Quand peut-on s’attendre à les voir voler ? “Dans les cinq prochaines années, des prototypes seront développés pour des vols d’essai, dit le CEO. L’introduction des premiers avions de petite dimension pourrait avoir lieu dans la prochaine décennie et la décennie suivante sera celle de l’aboutissement au niveau du secteur commercial.”

Un avion belge pour les forces spéciales

Le contexte géopolitique ne laisse pas ce patron indifférent. “J’espère de tout cœur que nous aurons la paix, mais pour l’instant, ce n’est pas tout à fait le cas et il faut se préparer à toute éventualité.” Tel est son leitmotiv. Avec celui-ci, un autre mot d’ordre : les gouvernements européens peuvent mobiliser les industriels, mais cela passera aussi par des contrats signés. La Sonaca renoue avec ses origines, elle qui a participé au “contrat du siècle” des F16 belges, en misant sur des projets pour la défense.

“Depuis quelques années maintenant, la Défense a émis le besoin de racheter un avion pour ses forces spéciales, raconte Yves Delatte. Sur le marché, il existe des avions spécifiques, mais ils sont tous relativement anciens, de 30 à 40 ans d’âge, donc plutôt des vieilles machines. Aujourd’hui, nous mettons en place un partenariat avec Sabena Engineering afin de livrer ensemble une solution belgo-belge à la Défense. Nous avons toutes les compétences pour l’élaborer et le produire en Belgique.”

“J’espère de tout cœur que nous aurons la paix, mais pour l’instant, ce n’est pas tout à fait le cas et il faut se préparer à toute éventualité.” – Yves Delatte, CEO de Sonaca

“L’idée consiste à acheter un avion civil, prolonge-t-il. Sabena Engineering, au départ de son expertise dans les upgrades de chasseurs F16, et la Sonaca, grâce à son expertise dans les modifications de structure d’avion et dans l’intégration de systèmes, vont le transformer en avion pour les forces spéciales avec tous les équipements de protection nécessaires.” Secret défense oblige, il ne peut en dire plus. L’espoir est grand de voir le contrat signé prochainement.

Des intercepteurs de missiles

C’est l’autre facette du volet défense. “Jusque dans les années 1970-1980, notre ciel était protégé, rappelle Yves Delatte.
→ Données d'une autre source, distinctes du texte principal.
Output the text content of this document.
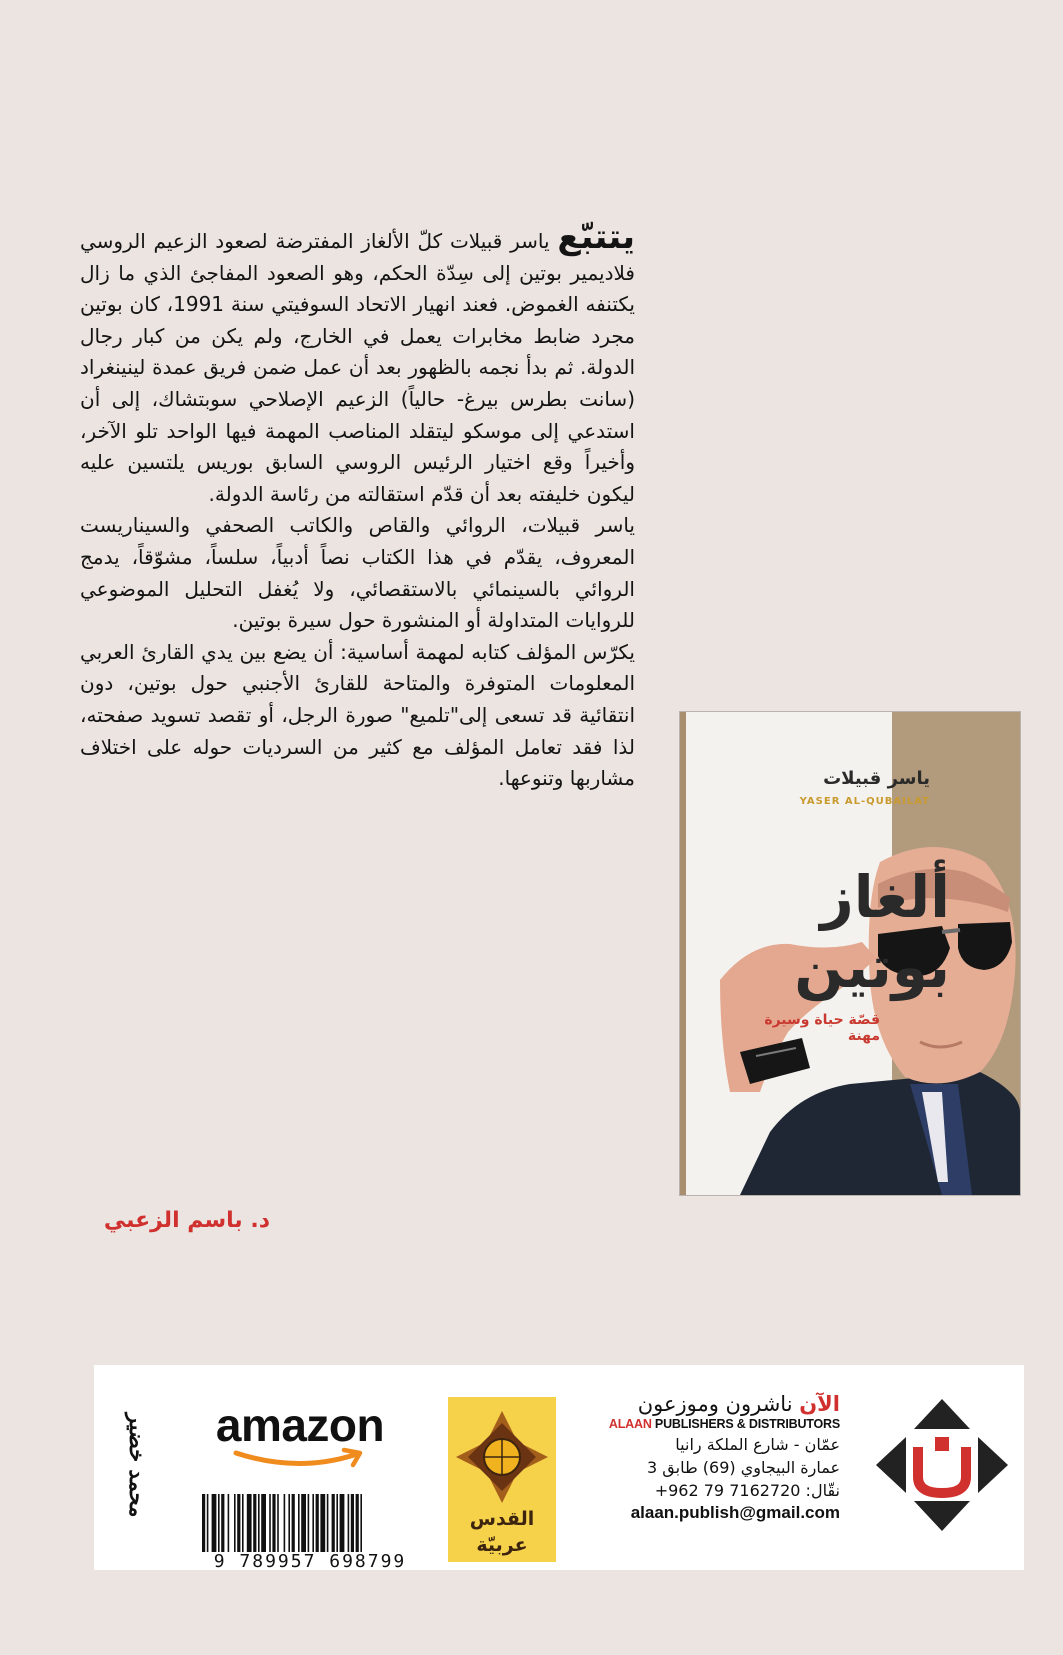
يتتبّع ياسر قبيلات كلّ الألغاز المفترضة لصعود الزعيم الروسي فلاديمير بوتين إلى سِدّة الحكم، وهو الصعود المفاجئ الذي ما زال يكتنفه الغموض. فعند انهيار الاتحاد السوفيتي سنة 1991، كان بوتين مجرد ضابط مخابرات يعمل في الخارج، ولم يكن من كبار رجال الدولة. ثم بدأ نجمه بالظهور بعد أن عمل ضمن فريق عمدة لينينغراد (سانت بطرس بيرغ- حالياً) الزعيم الإصلاحي سوبتشاك، إلى أن استدعي إلى موسكو ليتقلد المناصب المهمة فيها الواحد تلو الآخر، وأخيراً وقع اختيار الرئيس الروسي السابق بوريس يلتسين عليه ليكون خليفته بعد أن قدّم استقالته من رئاسة الدولة.

ياسر قبيلات، الروائي والقاص والكاتب الصحفي والسيناريست المعروف، يقدّم في هذا الكتاب نصاً أدبياً، سلساً، مشوّقاً، يدمج الروائي بالسينمائي بالاستقصائي، ولا يُغفل التحليل الموضوعي للروايات المتداولة أو المنشورة حول سيرة بوتين.

يكرّس المؤلف كتابه لمهمة أساسية: أن يضع بين يدي القارئ العربي المعلومات المتوفرة والمتاحة للقارئ الأجنبي حول بوتين، دون انتقائية قد تسعى إلى"تلميع" صورة الرجل، أو تقصد تسويد صفحته، لذا فقد تعامل المؤلف مع كثير من السرديات حوله على اختلاف مشاربها وتنوعها.

د. باسم الزعبي
ياسر قبيلات
YASER AL-QUBAILAT
ألغاز
بوتين
قصّة حياة وسيرة مهنة
محمد خضير	amazon
9 789957 698799
القدس
عربيّة
الآن ناشرون وموزعون
ALAAN PUBLISHERS & DISTRIBUTORS
عمّان - شارع الملكة رانيا
عمارة البيجاوي (69) طابق 3
نقّال: 7162720 79 962+
alaan.publish@gmail.com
C’était le reliquat de la guerre froide. Nous avions des batteries d’intercepteurs. Il s’agit simplement de pouvoir intercepter des missiles qui viseraient la Belgique.” Les dividendes de la paix étant passés par là, nous sommes désormais nus comme des vers.
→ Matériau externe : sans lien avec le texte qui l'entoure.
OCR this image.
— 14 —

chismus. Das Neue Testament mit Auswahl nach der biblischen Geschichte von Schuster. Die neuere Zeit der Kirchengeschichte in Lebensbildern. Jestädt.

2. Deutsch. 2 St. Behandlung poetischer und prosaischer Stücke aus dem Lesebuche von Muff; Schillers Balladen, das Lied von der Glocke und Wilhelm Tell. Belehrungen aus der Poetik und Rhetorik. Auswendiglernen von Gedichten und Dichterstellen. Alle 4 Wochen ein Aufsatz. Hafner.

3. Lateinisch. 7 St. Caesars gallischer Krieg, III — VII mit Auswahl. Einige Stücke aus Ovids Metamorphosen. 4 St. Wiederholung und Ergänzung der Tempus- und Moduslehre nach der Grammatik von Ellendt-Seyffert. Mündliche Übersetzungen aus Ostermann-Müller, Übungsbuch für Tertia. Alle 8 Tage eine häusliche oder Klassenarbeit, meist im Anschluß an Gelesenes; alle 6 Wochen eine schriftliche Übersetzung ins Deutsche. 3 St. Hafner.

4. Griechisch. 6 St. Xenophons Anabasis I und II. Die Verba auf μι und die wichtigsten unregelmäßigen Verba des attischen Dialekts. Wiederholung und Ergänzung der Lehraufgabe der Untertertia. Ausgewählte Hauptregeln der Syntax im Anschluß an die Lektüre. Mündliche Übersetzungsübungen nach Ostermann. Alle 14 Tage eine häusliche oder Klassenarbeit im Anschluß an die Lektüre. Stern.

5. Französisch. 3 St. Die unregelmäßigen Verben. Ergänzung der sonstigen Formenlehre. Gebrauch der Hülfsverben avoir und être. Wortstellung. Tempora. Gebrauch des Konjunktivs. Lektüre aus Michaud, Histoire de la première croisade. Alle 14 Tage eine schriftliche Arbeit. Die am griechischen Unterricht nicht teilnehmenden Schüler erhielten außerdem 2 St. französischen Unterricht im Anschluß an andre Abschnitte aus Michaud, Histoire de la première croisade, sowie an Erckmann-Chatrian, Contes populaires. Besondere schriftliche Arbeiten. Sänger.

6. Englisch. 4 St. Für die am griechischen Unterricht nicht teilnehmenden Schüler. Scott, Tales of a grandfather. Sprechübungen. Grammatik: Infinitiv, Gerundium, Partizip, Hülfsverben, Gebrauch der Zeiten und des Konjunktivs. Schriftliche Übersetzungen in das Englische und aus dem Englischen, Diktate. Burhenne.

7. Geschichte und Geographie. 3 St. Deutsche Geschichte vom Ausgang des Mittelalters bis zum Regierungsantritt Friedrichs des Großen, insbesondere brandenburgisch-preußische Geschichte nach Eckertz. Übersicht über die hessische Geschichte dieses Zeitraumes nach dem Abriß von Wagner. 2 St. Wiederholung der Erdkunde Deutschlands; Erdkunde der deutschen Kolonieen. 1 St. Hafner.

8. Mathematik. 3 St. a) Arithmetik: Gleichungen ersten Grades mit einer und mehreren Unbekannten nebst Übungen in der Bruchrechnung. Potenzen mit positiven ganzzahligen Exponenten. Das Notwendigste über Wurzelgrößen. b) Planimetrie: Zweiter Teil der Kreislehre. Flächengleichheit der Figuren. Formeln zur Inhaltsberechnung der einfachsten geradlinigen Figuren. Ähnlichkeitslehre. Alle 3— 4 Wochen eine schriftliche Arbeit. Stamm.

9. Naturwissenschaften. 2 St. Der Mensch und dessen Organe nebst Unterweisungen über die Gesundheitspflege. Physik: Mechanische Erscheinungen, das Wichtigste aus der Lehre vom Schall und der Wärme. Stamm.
Le plan stratégique du ministre Theo Francken pour la Défense entend remédier à ce problème. “Nous pensons que l’industrie belge peut jouer un rôle dans la fabrication de ces intercepteurs, souligne le CEO. Et la Sonaca en particulier parce que nous sommes, à ma connaissance, la seule société belge qui travaille effectivement dans ce domaine. Nous œuvrons déjà à la recherche et au développement de la prochaine génération d’intercepteurs contre les menaces hypersoniques russes et chinoises. Nous serions ravis de pouvoir mettre notre outil de production de masse au service de la défense belge et des fabricants d’intercepteurs.”

Une usine dans l’espace

L’espace est le troisième pilier de développement. “Chez Sonaca, nous avons un long héritage, cela fait un peu plus de 40 ans que l’on travaille sur les plus beaux projets spatiaux, complète Yves Delatte. Récemment, nous avons annoncé que nous allions développer une usine dans l’espace, en apesanteur. L’objectif consisterait notamment à réparer les satellites. C’est vraiment magique. Ce sont des projets qui font rêver nos ingénieurs et tous ceux qui veulent rejoindre Sonaca. Nous avons également des projets en cours de développement pour les constellations de satellites.”

Yves Delatte est d’ailleurs le président du Groupement wallon des industries aéronautiques et spatiales (Giwas), créé en juin 2024. À ce titre, il annonce un grand rendez-vous, le 24 septembre, en présence, notamment, de Thomas Pesquet. “Cet événement a pour but de créer des vocations. J’invite tous les jeunes à nous suivre sur les réseaux sociaux. Cette conférence se tiendra en présence de Thomas Pesquet, l’astronaute devenu une star internationale, mais aussi de Raphaël Domjan, cet explorateur suisse qui vient de battre le record du monde (du plus haut vol solaire et électrique, ndlr) de Bertrand Piccard. L’enjeu du recrutement de jeunes talents est crucial pour nous, au vu de la croissance à venir.” Les rêves sont là pour susciter des vocations.